A technique for translating numerical activation vectors from intermediate model layers into natural language descriptions; reading what neurons "think."

Operates on the residual stream at intermediate layers: extracts the activation vector at a given position and maps it to human-readable text.

Complementary to sparse autoencoders but different in method: SAEs decompose activations into a sparse dictionary of known features; verbalizers produce open-ended natural language summaries of what an activation vector "contains."

Also complementary to contrastive vector probing. Probing activates the model with contrastive pairs, subtracts activation vectors, and translates the resulting difference vector to measure alignment with a test concept. Verbalizers read individual activations directly without requiring a contrast.

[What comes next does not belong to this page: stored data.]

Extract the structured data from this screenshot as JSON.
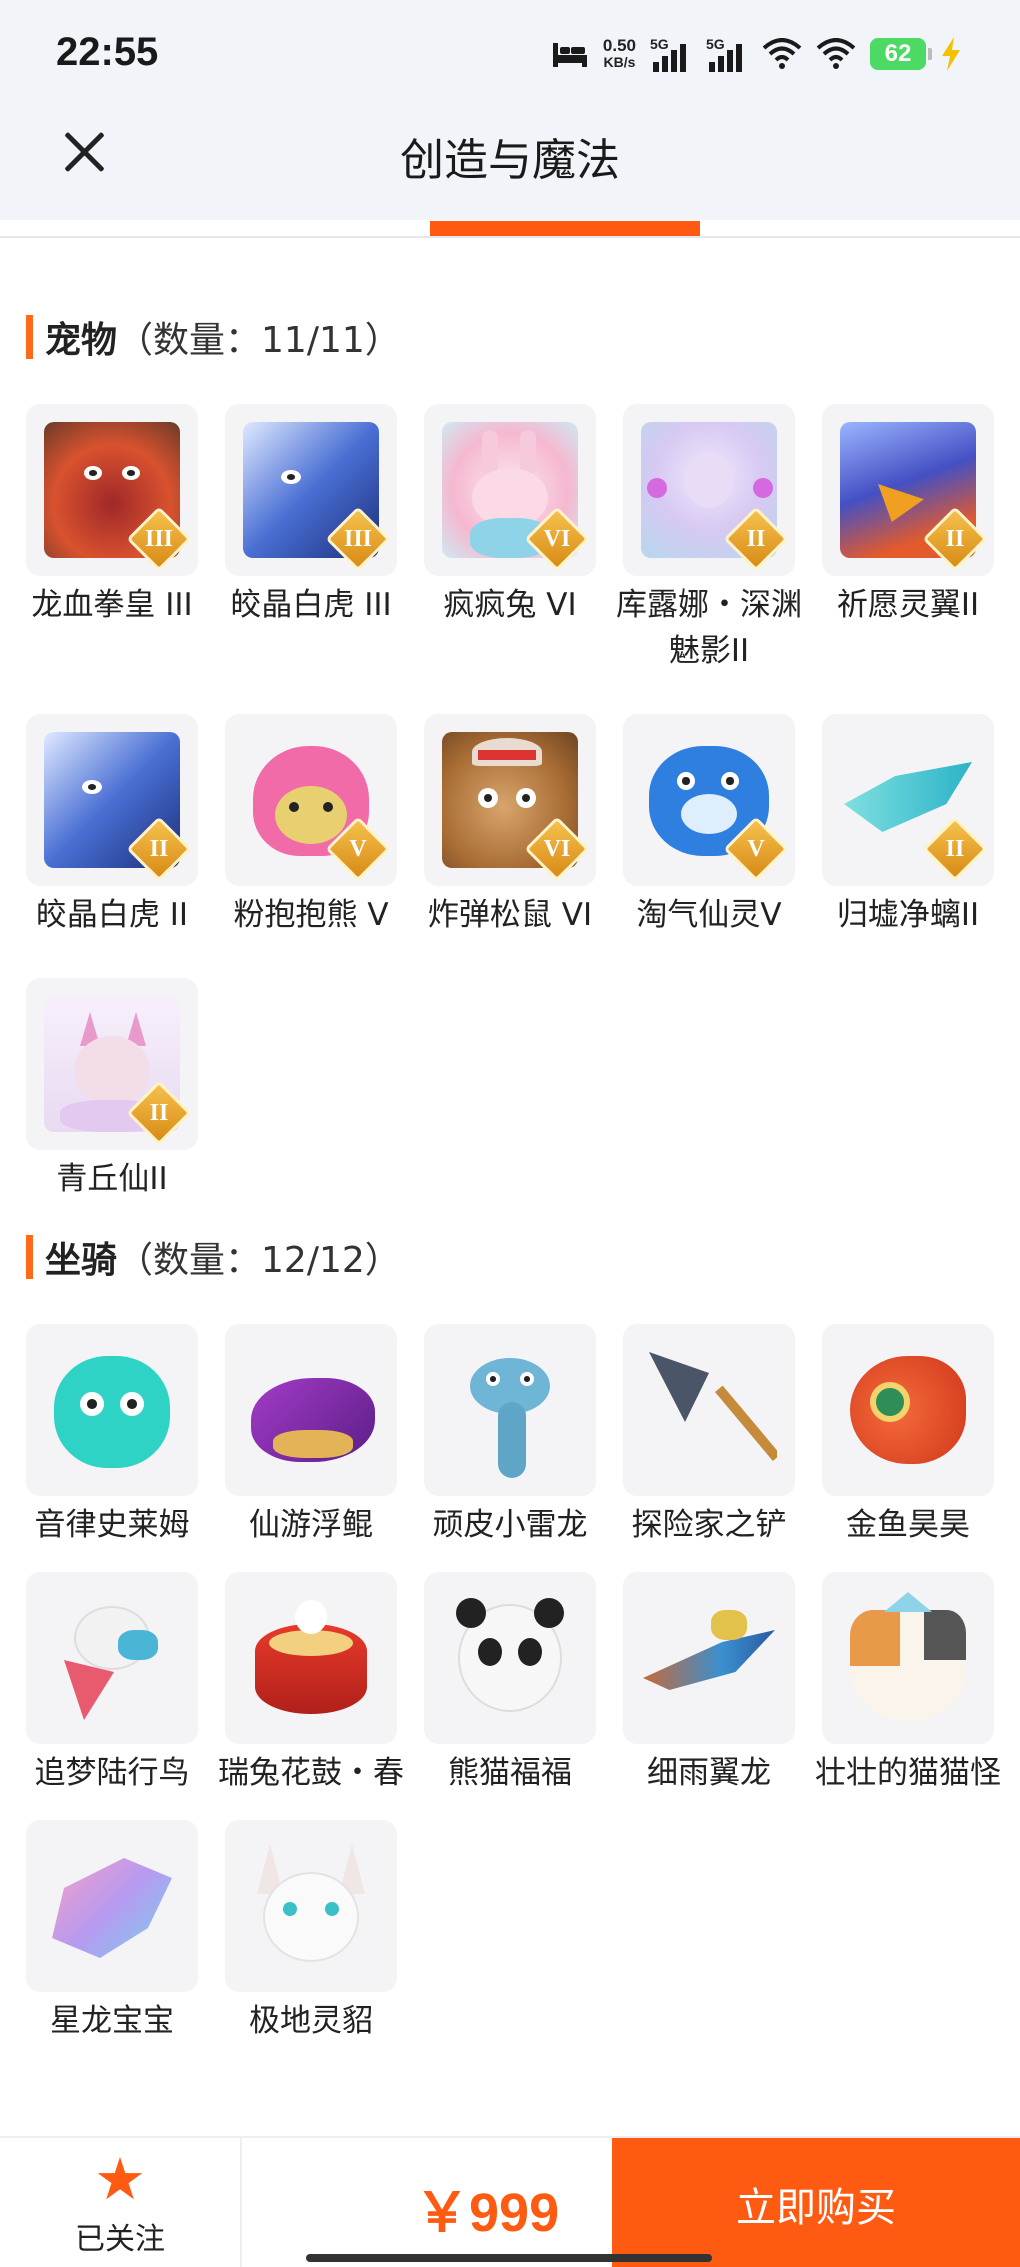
{
  "status_bar": {
    "time": "22:55",
    "net_speed_value": "0.50",
    "net_speed_unit": "KB/s",
    "sim1": "5G",
    "sim2": "5G",
    "battery": "62"
  },
  "header": {
    "title": "创造与魔法"
  },
  "pets": {
    "name": "宠物",
    "count": "（数量：11/11）",
    "items": [
      {
        "label": "龙血拳皇 III",
        "rank": "III",
        "art": "red"
      },
      {
        "label": "皎晶白虎 III",
        "rank": "III",
        "art": "blue"
      },
      {
        "label": "疯疯兔 VI",
        "rank": "VI",
        "art": "pink"
      },
      {
        "label": "库露娜・深渊魅影II",
        "rank": "II",
        "art": "lavender"
      },
      {
        "label": "祈愿灵翼II",
        "rank": "II",
        "art": "bird"
      },
      {
        "label": "皎晶白虎 II",
        "rank": "II",
        "art": "blue"
      },
      {
        "label": "粉抱抱熊 V",
        "rank": "V",
        "art": "pinkbear"
      },
      {
        "label": "炸弹松鼠 VI",
        "rank": "VI",
        "art": "brown"
      },
      {
        "label": "淘气仙灵V",
        "rank": "V",
        "art": "bluedog"
      },
      {
        "label": "归墟净螭II",
        "rank": "II",
        "art": "teal"
      },
      {
        "label": "青丘仙II",
        "rank": "II",
        "art": "fox"
      }
    ]
  },
  "mounts": {
    "name": "坐骑",
    "count": "（数量：12/12）",
    "items": [
      {
        "label": "音律史莱姆",
        "art": "slime"
      },
      {
        "label": "仙游浮鲲",
        "art": "purplefish"
      },
      {
        "label": "顽皮小雷龙",
        "art": "dragon"
      },
      {
        "label": "探险家之铲",
        "art": "shovel"
      },
      {
        "label": "金鱼昊昊",
        "art": "goldfish"
      },
      {
        "label": "追梦陆行鸟",
        "art": "whitebird"
      },
      {
        "label": "瑞兔花鼓・春",
        "art": "drum"
      },
      {
        "label": "熊猫福福",
        "art": "panda"
      },
      {
        "label": "细雨翼龙",
        "art": "pterosaur"
      },
      {
        "label": "壮壮的猫猫怪",
        "art": "cat"
      },
      {
        "label": "星龙宝宝",
        "art": "stardragon"
      },
      {
        "label": "极地灵貂",
        "art": "whitefox"
      }
    ]
  },
  "bottom_bar": {
    "follow_label": "已关注",
    "price": "￥999",
    "buy_label": "立即购买"
  },
  "colors": {
    "accent": "#ff5a12",
    "header_bg": "#f1f4f8",
    "rank_gold": "#e6a22a"
  }
}
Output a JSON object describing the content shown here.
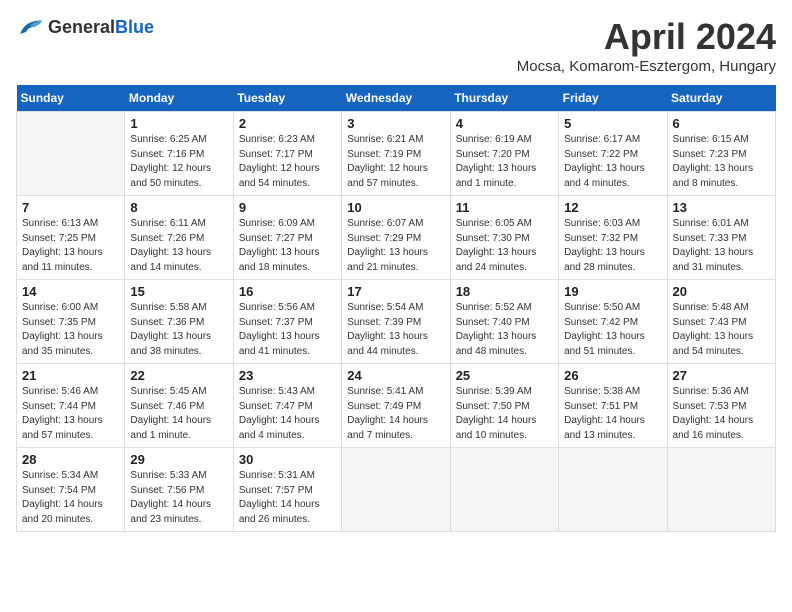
{
  "header": {
    "logo_general": "General",
    "logo_blue": "Blue",
    "month_year": "April 2024",
    "location": "Mocsa, Komarom-Esztergom, Hungary"
  },
  "weekdays": [
    "Sunday",
    "Monday",
    "Tuesday",
    "Wednesday",
    "Thursday",
    "Friday",
    "Saturday"
  ],
  "weeks": [
    [
      {
        "day": "",
        "sunrise": "",
        "sunset": "",
        "daylight": "",
        "empty": true
      },
      {
        "day": "1",
        "sunrise": "Sunrise: 6:25 AM",
        "sunset": "Sunset: 7:16 PM",
        "daylight": "Daylight: 12 hours and 50 minutes."
      },
      {
        "day": "2",
        "sunrise": "Sunrise: 6:23 AM",
        "sunset": "Sunset: 7:17 PM",
        "daylight": "Daylight: 12 hours and 54 minutes."
      },
      {
        "day": "3",
        "sunrise": "Sunrise: 6:21 AM",
        "sunset": "Sunset: 7:19 PM",
        "daylight": "Daylight: 12 hours and 57 minutes."
      },
      {
        "day": "4",
        "sunrise": "Sunrise: 6:19 AM",
        "sunset": "Sunset: 7:20 PM",
        "daylight": "Daylight: 13 hours and 1 minute."
      },
      {
        "day": "5",
        "sunrise": "Sunrise: 6:17 AM",
        "sunset": "Sunset: 7:22 PM",
        "daylight": "Daylight: 13 hours and 4 minutes."
      },
      {
        "day": "6",
        "sunrise": "Sunrise: 6:15 AM",
        "sunset": "Sunset: 7:23 PM",
        "daylight": "Daylight: 13 hours and 8 minutes."
      }
    ],
    [
      {
        "day": "7",
        "sunrise": "Sunrise: 6:13 AM",
        "sunset": "Sunset: 7:25 PM",
        "daylight": "Daylight: 13 hours and 11 minutes."
      },
      {
        "day": "8",
        "sunrise": "Sunrise: 6:11 AM",
        "sunset": "Sunset: 7:26 PM",
        "daylight": "Daylight: 13 hours and 14 minutes."
      },
      {
        "day": "9",
        "sunrise": "Sunrise: 6:09 AM",
        "sunset": "Sunset: 7:27 PM",
        "daylight": "Daylight: 13 hours and 18 minutes."
      },
      {
        "day": "10",
        "sunrise": "Sunrise: 6:07 AM",
        "sunset": "Sunset: 7:29 PM",
        "daylight": "Daylight: 13 hours and 21 minutes."
      },
      {
        "day": "11",
        "sunrise": "Sunrise: 6:05 AM",
        "sunset": "Sunset: 7:30 PM",
        "daylight": "Daylight: 13 hours and 24 minutes."
      },
      {
        "day": "12",
        "sunrise": "Sunrise: 6:03 AM",
        "sunset": "Sunset: 7:32 PM",
        "daylight": "Daylight: 13 hours and 28 minutes."
      },
      {
        "day": "13",
        "sunrise": "Sunrise: 6:01 AM",
        "sunset": "Sunset: 7:33 PM",
        "daylight": "Daylight: 13 hours and 31 minutes."
      }
    ],
    [
      {
        "day": "14",
        "sunrise": "Sunrise: 6:00 AM",
        "sunset": "Sunset: 7:35 PM",
        "daylight": "Daylight: 13 hours and 35 minutes."
      },
      {
        "day": "15",
        "sunrise": "Sunrise: 5:58 AM",
        "sunset": "Sunset: 7:36 PM",
        "daylight": "Daylight: 13 hours and 38 minutes."
      },
      {
        "day": "16",
        "sunrise": "Sunrise: 5:56 AM",
        "sunset": "Sunset: 7:37 PM",
        "daylight": "Daylight: 13 hours and 41 minutes."
      },
      {
        "day": "17",
        "sunrise": "Sunrise: 5:54 AM",
        "sunset": "Sunset: 7:39 PM",
        "daylight": "Daylight: 13 hours and 44 minutes."
      },
      {
        "day": "18",
        "sunrise": "Sunrise: 5:52 AM",
        "sunset": "Sunset: 7:40 PM",
        "daylight": "Daylight: 13 hours and 48 minutes."
      },
      {
        "day": "19",
        "sunrise": "Sunrise: 5:50 AM",
        "sunset": "Sunset: 7:42 PM",
        "daylight": "Daylight: 13 hours and 51 minutes."
      },
      {
        "day": "20",
        "sunrise": "Sunrise: 5:48 AM",
        "sunset": "Sunset: 7:43 PM",
        "daylight": "Daylight: 13 hours and 54 minutes."
      }
    ],
    [
      {
        "day": "21",
        "sunrise": "Sunrise: 5:46 AM",
        "sunset": "Sunset: 7:44 PM",
        "daylight": "Daylight: 13 hours and 57 minutes."
      },
      {
        "day": "22",
        "sunrise": "Sunrise: 5:45 AM",
        "sunset": "Sunset: 7:46 PM",
        "daylight": "Daylight: 14 hours and 1 minute."
      },
      {
        "day": "23",
        "sunrise": "Sunrise: 5:43 AM",
        "sunset": "Sunset: 7:47 PM",
        "daylight": "Daylight: 14 hours and 4 minutes."
      },
      {
        "day": "24",
        "sunrise": "Sunrise: 5:41 AM",
        "sunset": "Sunset: 7:49 PM",
        "daylight": "Daylight: 14 hours and 7 minutes."
      },
      {
        "day": "25",
        "sunrise": "Sunrise: 5:39 AM",
        "sunset": "Sunset: 7:50 PM",
        "daylight": "Daylight: 14 hours and 10 minutes."
      },
      {
        "day": "26",
        "sunrise": "Sunrise: 5:38 AM",
        "sunset": "Sunset: 7:51 PM",
        "daylight": "Daylight: 14 hours and 13 minutes."
      },
      {
        "day": "27",
        "sunrise": "Sunrise: 5:36 AM",
        "sunset": "Sunset: 7:53 PM",
        "daylight": "Daylight: 14 hours and 16 minutes."
      }
    ],
    [
      {
        "day": "28",
        "sunrise": "Sunrise: 5:34 AM",
        "sunset": "Sunset: 7:54 PM",
        "daylight": "Daylight: 14 hours and 20 minutes."
      },
      {
        "day": "29",
        "sunrise": "Sunrise: 5:33 AM",
        "sunset": "Sunset: 7:56 PM",
        "daylight": "Daylight: 14 hours and 23 minutes."
      },
      {
        "day": "30",
        "sunrise": "Sunrise: 5:31 AM",
        "sunset": "Sunset: 7:57 PM",
        "daylight": "Daylight: 14 hours and 26 minutes."
      },
      {
        "day": "",
        "sunrise": "",
        "sunset": "",
        "daylight": "",
        "empty": true
      },
      {
        "day": "",
        "sunrise": "",
        "sunset": "",
        "daylight": "",
        "empty": true
      },
      {
        "day": "",
        "sunrise": "",
        "sunset": "",
        "daylight": "",
        "empty": true
      },
      {
        "day": "",
        "sunrise": "",
        "sunset": "",
        "daylight": "",
        "empty": true
      }
    ]
  ]
}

Used in the Mythos system card alongside SAEs for monitoring: SAEs identified features like "strategic manipulation" or "concealment"; verbalizers provided narrative descriptions of the model's latent reasoning.

In the Mythos experiments, SAEs were trained on a single layer at approximately two-thirds of the model's depth (for feature identification). Activation steering, by contrast, operates across all layers simultaneously (for behavior modification). Different tools, different insertion points, different purposes.